Theland, I watched it. Your man is offering an argument that doesn’t stack up. He says “According to modern evolutionary theory new proteins and new forms of animal life arrive through random genetic mutations sifted by natural selection, but in an alphabetic test or a section of computer code random changes typically degrade meaning of functionality and ultimately generate gibberish”. Whilst that is, in most instances, probably accurate, it doesn’t definitively preclude the possibility that some random genetic mutations succeed. He talks about the improbability of his hypothetical thief opening his hypothetical bicycle lock in the ‘time available to the evolutionary process’, but why does he impose a time limit and why does he assume the impossibility of his hypothetical bike thief hitting upon the right combination early on in his attempts to crack the code?
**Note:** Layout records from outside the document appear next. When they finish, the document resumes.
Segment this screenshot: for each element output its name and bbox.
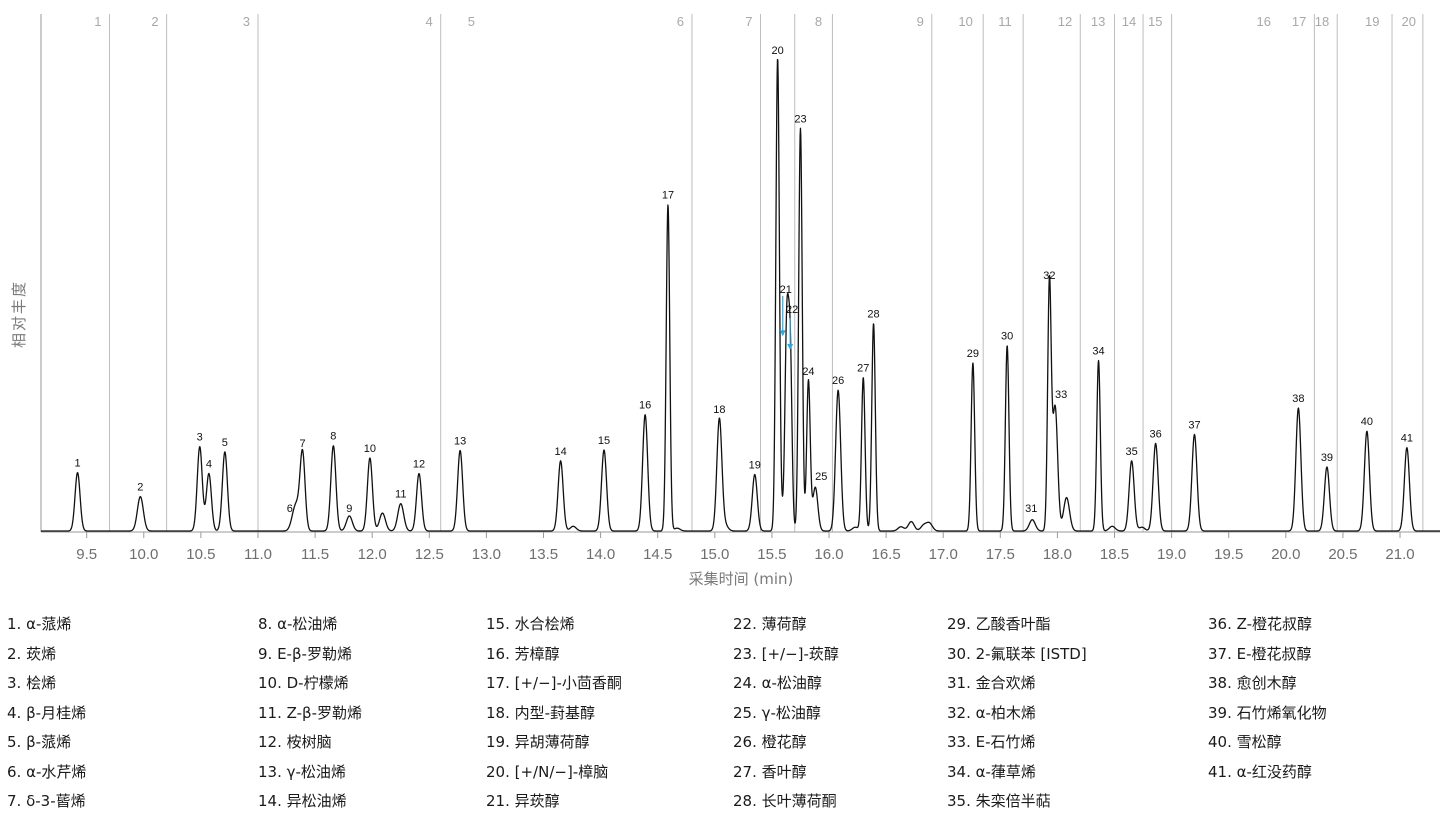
peak-label-9: 9 [346, 503, 352, 515]
x-tick-label: 16.5 [872, 546, 901, 563]
peak-label-21: 21 [780, 284, 792, 296]
peak-label-7: 7 [299, 438, 305, 450]
segment-label-14: 14 [1122, 14, 1136, 29]
peak-label-27: 27 [857, 362, 869, 374]
peak-label-35: 35 [1126, 446, 1138, 458]
peak-label-8: 8 [330, 431, 336, 443]
peak-label-20: 20 [771, 45, 783, 57]
peak-label-14: 14 [555, 446, 567, 458]
peak-label-1: 1 [74, 458, 80, 470]
peak-label-32: 32 [1043, 270, 1055, 282]
peak-arrows [779, 296, 794, 350]
peak-label-15: 15 [598, 435, 610, 447]
x-tick-label: 15.0 [700, 546, 729, 563]
segment-label-20: 20 [1402, 14, 1416, 29]
x-tick-label: 20.5 [1328, 546, 1357, 563]
peak-label-4: 4 [206, 459, 212, 471]
peak-label-22: 22 [786, 304, 798, 316]
y-axis-title: 相对丰度 [10, 280, 28, 348]
peak-label-34: 34 [1092, 345, 1104, 357]
peak-label-6: 6 [287, 503, 293, 515]
x-tick-label: 11.5 [301, 546, 329, 563]
peak-label-39: 39 [1321, 452, 1333, 464]
peak-label-41: 41 [1401, 433, 1413, 445]
peak-label-11: 11 [395, 489, 406, 501]
x-axis-title: 采集时间 (min) [689, 570, 794, 588]
x-tick-label: 16.0 [814, 546, 843, 563]
peak-label-38: 38 [1292, 393, 1304, 405]
segment-label-10: 10 [958, 14, 972, 29]
segment-label-15: 15 [1148, 14, 1162, 29]
segment-label-2: 2 [151, 14, 158, 29]
x-tick-label: 21.0 [1385, 546, 1414, 563]
segment-label-8: 8 [815, 14, 822, 29]
x-axis-ticks: 9.5 10.0 10.5 11.0 11.5 12.0 12.5 13.0 13.5 14.0 1… [76, 532, 1415, 563]
x-tick-label: 14.5 [643, 546, 672, 563]
x-tick-label: 17.5 [986, 546, 1015, 563]
peak-label-12: 12 [413, 459, 425, 471]
x-tick-label: 13.0 [472, 546, 501, 563]
peak-label-3: 3 [197, 432, 203, 444]
axes [40, 14, 1440, 533]
segment-label-1: 1 [94, 14, 101, 29]
peak-label-26: 26 [832, 375, 844, 387]
peak-label-18: 18 [713, 404, 725, 416]
x-tick-label: 17.0 [929, 546, 958, 563]
x-tick-label: 19.0 [1157, 546, 1186, 563]
segment-label-7: 7 [745, 14, 752, 29]
x-tick-label: 10.0 [129, 546, 158, 563]
peak-arrowhead-21 [779, 330, 786, 337]
segment-label-12: 12 [1058, 14, 1072, 29]
peak-label-10: 10 [364, 443, 376, 455]
x-tick-label: 18.0 [1043, 546, 1072, 563]
chromatogram-trace [40, 58, 1440, 532]
peak-label-40: 40 [1361, 416, 1373, 428]
x-tick-label: 18.5 [1100, 546, 1129, 563]
peak-label-24: 24 [802, 366, 814, 378]
peak-label-31: 31 [1025, 503, 1037, 515]
peak-label-28: 28 [867, 308, 879, 320]
segment-label-16: 16 [1257, 14, 1271, 29]
peak-label-23: 23 [794, 113, 806, 125]
peak-label-17: 17 [662, 190, 674, 202]
peak-label-25: 25 [815, 471, 827, 483]
segment-label-17: 17 [1292, 14, 1306, 29]
segment-dividers [109, 14, 1424, 532]
segment-label-5: 5 [468, 14, 475, 29]
x-tick-label: 13.5 [529, 546, 558, 563]
segment-label-6: 6 [677, 14, 684, 29]
peak-label-33: 33 [1055, 389, 1067, 401]
peak-labels: 1234567891011121314151617181920212223242… [74, 45, 1413, 515]
x-tick-label: 20.0 [1271, 546, 1300, 563]
segment-label-11: 11 [998, 14, 1012, 29]
x-tick-label: 14.0 [586, 546, 615, 563]
peak-arrowhead-22 [787, 343, 794, 350]
peak-label-36: 36 [1150, 428, 1162, 440]
x-tick-label: 11.0 [244, 546, 272, 563]
x-tick-label: 15.5 [757, 546, 786, 563]
x-tick-label: 12.0 [358, 546, 387, 563]
segment-label-13: 13 [1091, 14, 1105, 29]
peak-label-13: 13 [454, 435, 466, 447]
peak-label-5: 5 [222, 437, 228, 449]
peak-label-2: 2 [137, 482, 143, 494]
segment-label-3: 3 [243, 14, 250, 29]
x-tick-label: 12.5 [415, 546, 444, 563]
peak-label-30: 30 [1001, 330, 1013, 342]
peak-label-29: 29 [967, 348, 979, 360]
segment-label-4: 4 [425, 14, 432, 29]
segment-labels: 1 2 3 4 5 6 7 8 9 10 11 12 13 14 15 16 17 18 19 20 [94, 14, 1416, 29]
peak-label-16: 16 [639, 400, 651, 412]
segment-label-18: 18 [1315, 14, 1329, 29]
peak-label-19: 19 [749, 459, 761, 471]
peak-label-37: 37 [1188, 419, 1200, 431]
x-tick-label: 19.5 [1214, 546, 1243, 563]
segment-label-19: 19 [1365, 14, 1379, 29]
segment-label-9: 9 [917, 14, 924, 29]
x-tick-label: 9.5 [76, 546, 97, 563]
x-tick-label: 10.5 [186, 546, 215, 563]
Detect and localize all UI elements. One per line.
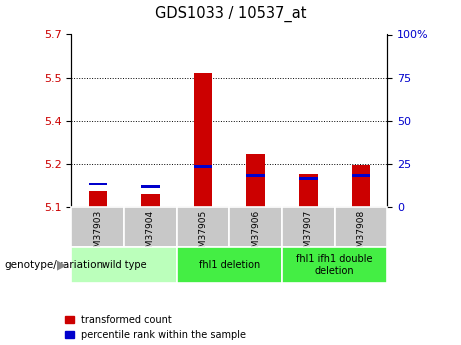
- Text: GSM37905: GSM37905: [199, 210, 207, 259]
- Bar: [282, 207, 335, 247]
- Bar: [124, 207, 177, 247]
- Bar: [177, 207, 229, 247]
- Text: GSM37907: GSM37907: [304, 210, 313, 259]
- Text: wild type: wild type: [102, 260, 147, 270]
- Bar: [247, 174, 265, 177]
- Bar: [71, 207, 124, 247]
- Bar: [194, 73, 212, 207]
- Bar: [335, 207, 387, 247]
- Bar: [299, 177, 318, 180]
- Text: genotype/variation: genotype/variation: [5, 260, 104, 270]
- Text: GSM37908: GSM37908: [356, 210, 366, 259]
- Text: GSM37904: GSM37904: [146, 210, 155, 259]
- Bar: [299, 174, 318, 207]
- Bar: [141, 194, 160, 207]
- Bar: [141, 185, 160, 188]
- Legend: transformed count, percentile rank within the sample: transformed count, percentile rank withi…: [65, 315, 246, 340]
- Bar: [247, 154, 265, 207]
- Bar: [282, 247, 387, 283]
- Bar: [229, 207, 282, 247]
- Bar: [89, 191, 107, 207]
- Bar: [177, 247, 282, 283]
- Bar: [194, 165, 212, 168]
- Text: GSM37906: GSM37906: [251, 210, 260, 259]
- Bar: [71, 247, 177, 283]
- Bar: [352, 165, 370, 207]
- Text: GSM37903: GSM37903: [93, 210, 102, 259]
- Text: ▶: ▶: [58, 258, 67, 271]
- Bar: [89, 183, 107, 185]
- Text: fhl1 ifh1 double
deletion: fhl1 ifh1 double deletion: [296, 254, 373, 276]
- Text: GDS1033 / 10537_at: GDS1033 / 10537_at: [155, 6, 306, 22]
- Text: fhl1 deletion: fhl1 deletion: [199, 260, 260, 270]
- Bar: [352, 174, 370, 177]
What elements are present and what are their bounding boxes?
He finishes by speaking about intelligent design, but that proposal again leads me to ask the question I’ve yet to receive a satisfactory answer to – from you or from anyone else. Of all the alleged creator Gods imagined by man (a couple of thousand at least), why do you, Stephen Meyer, Douglas Axe, and Murray Eden opt for the biblical God in particular?
Neither the speaker nor those mentioned in your video can claim to be speaking from a position of unbiased objectivity. Douglas Axe is president of an organisation that promotes intelligent design, and Stephen Meyer, co-founder and vice-president of that organisation, relies upon blinding the listener with science. I’ll borrow his word … ‘gibberish’.
You might find this interesting. The other man mentioned in your video, Murray Eden, is featured.
https://infidels.org/library/modern/richard_carrier/addendaB.html
Just a by the bye but I wish the producers of videos such as this would ditch the plinky-plonky musical background. Never an aid to concentration – but maybe that’s the plan.